The Rockford made it to Cairns, Australia. The main thing Meinke remembers is, “It had one pub.”
There were Australian soldiers back from Africa in the pub when Meinke and his crew went ashore.
“Did you bring your can with you?” they asked.
“No,” Meinke replied, puzzled.
“They couldn’t use glasses because they broke and there was no way to replace them,” Meinke said. “So, you had to bring a soup can. One Aussie had an extra and said, ‘Here you go.’ They filled the can up, rusted or not, they put there the beer right in there.”
After Australia and New Guinea, the Rockford was sent to Hawaii. But, because there were more ships in front of the Rockford that needed more attention than it did, it was assigned to a convoy of six ships heading stateside. One of which was the USS Grant, a former German liner that the U.S. confiscated and claimed during the first World War.

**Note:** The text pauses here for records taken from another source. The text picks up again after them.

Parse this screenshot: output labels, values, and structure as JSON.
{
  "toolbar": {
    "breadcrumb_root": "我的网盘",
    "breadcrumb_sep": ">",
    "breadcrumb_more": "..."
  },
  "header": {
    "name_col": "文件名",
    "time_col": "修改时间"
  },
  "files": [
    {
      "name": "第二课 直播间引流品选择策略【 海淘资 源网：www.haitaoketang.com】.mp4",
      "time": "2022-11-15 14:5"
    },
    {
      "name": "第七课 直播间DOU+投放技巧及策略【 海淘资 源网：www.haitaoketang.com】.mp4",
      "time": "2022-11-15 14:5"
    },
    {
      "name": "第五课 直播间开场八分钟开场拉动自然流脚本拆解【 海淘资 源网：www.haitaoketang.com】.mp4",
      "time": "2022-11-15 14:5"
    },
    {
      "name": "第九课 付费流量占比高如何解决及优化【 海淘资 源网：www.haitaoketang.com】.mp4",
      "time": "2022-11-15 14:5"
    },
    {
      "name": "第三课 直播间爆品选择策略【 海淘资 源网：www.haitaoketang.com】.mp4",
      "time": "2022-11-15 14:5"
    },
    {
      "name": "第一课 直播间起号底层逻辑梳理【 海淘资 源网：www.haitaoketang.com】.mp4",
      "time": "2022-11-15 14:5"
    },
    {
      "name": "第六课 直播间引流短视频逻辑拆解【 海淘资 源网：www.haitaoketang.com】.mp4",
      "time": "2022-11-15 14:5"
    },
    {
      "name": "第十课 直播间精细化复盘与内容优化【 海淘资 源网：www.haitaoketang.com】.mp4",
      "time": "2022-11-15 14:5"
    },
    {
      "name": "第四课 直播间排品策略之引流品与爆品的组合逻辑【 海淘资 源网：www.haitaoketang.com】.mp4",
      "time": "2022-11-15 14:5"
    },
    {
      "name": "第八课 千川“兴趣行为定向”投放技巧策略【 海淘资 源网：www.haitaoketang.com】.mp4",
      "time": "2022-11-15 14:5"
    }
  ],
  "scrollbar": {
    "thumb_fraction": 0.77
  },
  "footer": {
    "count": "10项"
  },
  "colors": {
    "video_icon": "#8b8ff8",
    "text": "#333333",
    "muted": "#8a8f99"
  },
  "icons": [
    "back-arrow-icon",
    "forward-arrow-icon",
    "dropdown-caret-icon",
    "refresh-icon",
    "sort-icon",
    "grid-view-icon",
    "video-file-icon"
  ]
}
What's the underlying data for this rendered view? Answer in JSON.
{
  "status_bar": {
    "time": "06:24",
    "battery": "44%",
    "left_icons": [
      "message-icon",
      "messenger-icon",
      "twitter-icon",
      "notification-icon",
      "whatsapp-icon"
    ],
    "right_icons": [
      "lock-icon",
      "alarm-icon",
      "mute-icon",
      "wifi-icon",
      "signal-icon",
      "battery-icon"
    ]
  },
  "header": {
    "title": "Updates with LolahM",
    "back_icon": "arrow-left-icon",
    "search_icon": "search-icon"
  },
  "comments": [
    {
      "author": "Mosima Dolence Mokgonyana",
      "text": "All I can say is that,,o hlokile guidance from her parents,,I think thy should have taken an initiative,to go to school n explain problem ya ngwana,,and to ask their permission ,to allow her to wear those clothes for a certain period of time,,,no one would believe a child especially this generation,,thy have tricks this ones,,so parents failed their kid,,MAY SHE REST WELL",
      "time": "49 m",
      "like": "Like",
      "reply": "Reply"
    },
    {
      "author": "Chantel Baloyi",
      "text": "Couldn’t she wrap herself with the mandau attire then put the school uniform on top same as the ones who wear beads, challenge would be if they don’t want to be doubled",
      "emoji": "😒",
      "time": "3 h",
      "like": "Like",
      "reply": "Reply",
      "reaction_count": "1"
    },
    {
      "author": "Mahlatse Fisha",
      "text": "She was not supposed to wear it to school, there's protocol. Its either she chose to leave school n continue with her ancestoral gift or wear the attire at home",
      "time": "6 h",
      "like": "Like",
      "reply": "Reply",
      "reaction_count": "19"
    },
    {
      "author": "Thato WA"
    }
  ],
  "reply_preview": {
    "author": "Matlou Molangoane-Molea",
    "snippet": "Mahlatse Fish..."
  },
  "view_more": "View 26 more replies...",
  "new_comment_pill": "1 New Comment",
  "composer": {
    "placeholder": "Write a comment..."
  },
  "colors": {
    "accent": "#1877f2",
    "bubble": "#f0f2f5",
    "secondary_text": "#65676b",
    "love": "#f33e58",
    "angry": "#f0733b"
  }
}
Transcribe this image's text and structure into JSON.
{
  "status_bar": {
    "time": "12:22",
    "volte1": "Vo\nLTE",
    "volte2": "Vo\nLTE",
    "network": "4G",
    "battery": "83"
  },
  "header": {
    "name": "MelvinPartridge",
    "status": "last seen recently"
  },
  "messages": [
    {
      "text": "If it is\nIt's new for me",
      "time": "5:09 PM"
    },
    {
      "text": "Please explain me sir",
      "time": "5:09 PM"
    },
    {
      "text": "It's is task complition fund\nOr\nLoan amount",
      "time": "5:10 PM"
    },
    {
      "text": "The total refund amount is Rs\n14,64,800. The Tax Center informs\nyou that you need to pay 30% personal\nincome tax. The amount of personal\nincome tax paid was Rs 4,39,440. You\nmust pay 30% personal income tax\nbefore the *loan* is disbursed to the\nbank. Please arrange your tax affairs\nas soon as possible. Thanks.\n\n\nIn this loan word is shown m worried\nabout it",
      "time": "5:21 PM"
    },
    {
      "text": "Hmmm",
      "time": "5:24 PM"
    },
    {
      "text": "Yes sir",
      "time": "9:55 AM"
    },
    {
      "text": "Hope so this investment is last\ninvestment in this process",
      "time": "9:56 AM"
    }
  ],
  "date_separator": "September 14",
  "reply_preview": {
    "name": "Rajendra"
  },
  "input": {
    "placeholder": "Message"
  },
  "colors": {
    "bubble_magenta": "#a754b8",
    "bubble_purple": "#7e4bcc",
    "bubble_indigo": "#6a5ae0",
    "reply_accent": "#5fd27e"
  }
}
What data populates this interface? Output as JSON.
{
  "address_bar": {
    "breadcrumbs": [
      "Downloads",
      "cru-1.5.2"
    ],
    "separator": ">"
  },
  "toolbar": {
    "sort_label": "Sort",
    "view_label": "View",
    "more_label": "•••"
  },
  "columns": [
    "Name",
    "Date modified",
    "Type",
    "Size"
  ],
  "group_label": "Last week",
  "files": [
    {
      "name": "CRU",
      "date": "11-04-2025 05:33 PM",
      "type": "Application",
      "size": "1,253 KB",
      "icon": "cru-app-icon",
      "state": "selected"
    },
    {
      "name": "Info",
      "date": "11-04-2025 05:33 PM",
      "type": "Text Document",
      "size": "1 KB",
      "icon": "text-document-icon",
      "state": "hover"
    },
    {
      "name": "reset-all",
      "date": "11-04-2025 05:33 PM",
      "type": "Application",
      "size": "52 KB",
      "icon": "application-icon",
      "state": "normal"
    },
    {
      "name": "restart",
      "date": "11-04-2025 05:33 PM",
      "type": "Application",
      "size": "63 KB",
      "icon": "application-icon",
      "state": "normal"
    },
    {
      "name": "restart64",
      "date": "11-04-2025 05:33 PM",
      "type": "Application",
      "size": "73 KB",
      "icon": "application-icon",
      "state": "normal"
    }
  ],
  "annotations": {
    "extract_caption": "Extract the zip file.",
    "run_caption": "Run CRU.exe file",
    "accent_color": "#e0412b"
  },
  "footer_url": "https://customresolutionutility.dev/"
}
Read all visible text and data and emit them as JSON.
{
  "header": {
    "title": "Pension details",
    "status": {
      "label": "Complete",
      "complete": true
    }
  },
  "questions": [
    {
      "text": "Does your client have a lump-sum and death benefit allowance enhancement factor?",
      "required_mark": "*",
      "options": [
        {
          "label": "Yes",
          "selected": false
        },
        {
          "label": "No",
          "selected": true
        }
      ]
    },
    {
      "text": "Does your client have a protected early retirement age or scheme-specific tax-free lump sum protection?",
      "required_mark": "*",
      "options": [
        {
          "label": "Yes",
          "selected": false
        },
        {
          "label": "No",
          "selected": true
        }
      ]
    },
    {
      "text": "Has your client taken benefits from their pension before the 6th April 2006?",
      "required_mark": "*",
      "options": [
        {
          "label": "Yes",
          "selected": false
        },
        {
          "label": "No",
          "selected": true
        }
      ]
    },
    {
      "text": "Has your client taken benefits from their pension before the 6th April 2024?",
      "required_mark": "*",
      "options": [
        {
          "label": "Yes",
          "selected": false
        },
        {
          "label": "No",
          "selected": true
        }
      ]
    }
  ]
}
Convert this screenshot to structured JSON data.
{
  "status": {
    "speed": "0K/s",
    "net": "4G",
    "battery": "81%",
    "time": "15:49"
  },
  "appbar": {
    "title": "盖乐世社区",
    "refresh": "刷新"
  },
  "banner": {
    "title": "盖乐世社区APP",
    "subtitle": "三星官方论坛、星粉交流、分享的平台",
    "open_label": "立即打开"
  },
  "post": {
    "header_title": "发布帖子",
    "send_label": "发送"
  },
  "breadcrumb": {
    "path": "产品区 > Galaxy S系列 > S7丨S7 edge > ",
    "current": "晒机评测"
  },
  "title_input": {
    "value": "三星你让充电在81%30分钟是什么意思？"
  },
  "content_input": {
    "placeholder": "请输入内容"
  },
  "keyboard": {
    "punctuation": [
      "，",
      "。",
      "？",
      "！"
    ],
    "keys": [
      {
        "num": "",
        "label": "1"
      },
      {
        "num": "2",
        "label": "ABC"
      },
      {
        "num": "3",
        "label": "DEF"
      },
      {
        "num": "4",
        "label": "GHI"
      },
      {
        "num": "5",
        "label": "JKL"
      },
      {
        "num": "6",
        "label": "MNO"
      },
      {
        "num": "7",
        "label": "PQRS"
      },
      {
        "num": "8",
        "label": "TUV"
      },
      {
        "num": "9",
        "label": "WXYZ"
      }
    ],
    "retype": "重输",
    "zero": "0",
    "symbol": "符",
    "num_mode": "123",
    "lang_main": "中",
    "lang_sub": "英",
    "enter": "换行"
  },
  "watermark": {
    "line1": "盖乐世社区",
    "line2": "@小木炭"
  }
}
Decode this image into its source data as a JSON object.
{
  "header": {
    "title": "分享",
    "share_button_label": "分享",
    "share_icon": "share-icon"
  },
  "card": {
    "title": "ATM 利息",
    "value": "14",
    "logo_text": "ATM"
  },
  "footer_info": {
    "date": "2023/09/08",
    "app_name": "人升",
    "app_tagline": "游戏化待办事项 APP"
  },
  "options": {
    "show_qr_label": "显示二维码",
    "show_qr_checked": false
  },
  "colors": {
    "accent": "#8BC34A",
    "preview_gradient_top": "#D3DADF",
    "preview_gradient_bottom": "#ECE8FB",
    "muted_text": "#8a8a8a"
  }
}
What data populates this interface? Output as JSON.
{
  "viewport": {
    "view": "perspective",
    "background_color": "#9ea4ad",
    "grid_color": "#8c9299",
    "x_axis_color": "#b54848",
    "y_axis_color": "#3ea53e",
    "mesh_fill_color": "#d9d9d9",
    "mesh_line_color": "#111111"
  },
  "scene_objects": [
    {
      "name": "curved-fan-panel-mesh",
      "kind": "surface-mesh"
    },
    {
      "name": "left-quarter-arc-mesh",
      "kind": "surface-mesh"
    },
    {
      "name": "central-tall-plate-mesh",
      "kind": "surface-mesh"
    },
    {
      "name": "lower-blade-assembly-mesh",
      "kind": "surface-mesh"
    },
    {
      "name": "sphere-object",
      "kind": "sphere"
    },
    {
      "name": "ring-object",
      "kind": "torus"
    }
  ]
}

“We were escorting the convoy toward port when the Ardent [another ship in the convoy] was hit,” Meinke said.
“Beep, beep, beep. ‘Battle stations, battle stations.’ We realized this was the real thing.”
Meinke was on a K gun. There were eight K guns, four on each side, of the Rockford, and a depth charge rack on the stern.
As the Ardent made contact on one side of the attacking submarine, the Rockford stayed with the convoy to protect the Grant.
“We had injured soldiers returning to the States,” Meinke said. “When they were well enough away, we requested permission to return and assist attack on the sub.”
The Ardent made two failed attempts to hit the sub with mortars and hedgehogs, a type of anti-submarine bomb. The Rockford moved in and fired a hedgehog and dropped depth charges.
“We heard two explosions. Our hedgehog made contact,” Meinke said.
When debris started coming up, the Rockford laid off and made its way back to the convoy, leaving the Ardent to collect the remnants.
When they pulled into San Francisco, news of what they had done had traveled.
“We didn’t know it at the time, but when we sunk that sub, we were getting even for the Liberty ship that was attacked when traveling between San Francisco and Hawaii,” Meinke said.
A Japanese submarine had torpedoed a Liberty ship. When passengers abandoned the sinking ship and took to life boats, the sub came to the surface and started running through the lifeboats and machine gunning survivors.
“We went to the commissary to get some fresh veggies and a Navy man came out and said, ‘You give these men what they want,’ ” Meinke recalled.
Meinke served for two more years before his time was up in August 1946.
“Five years came the big day and I got a ticket back to Chicago. It had been five years, and I think that’s where this story should end,” Meinke said, as he sipped his now-chilled coffee in Coffee Oasis — a long way from the USS Rockford, but not long from the memories.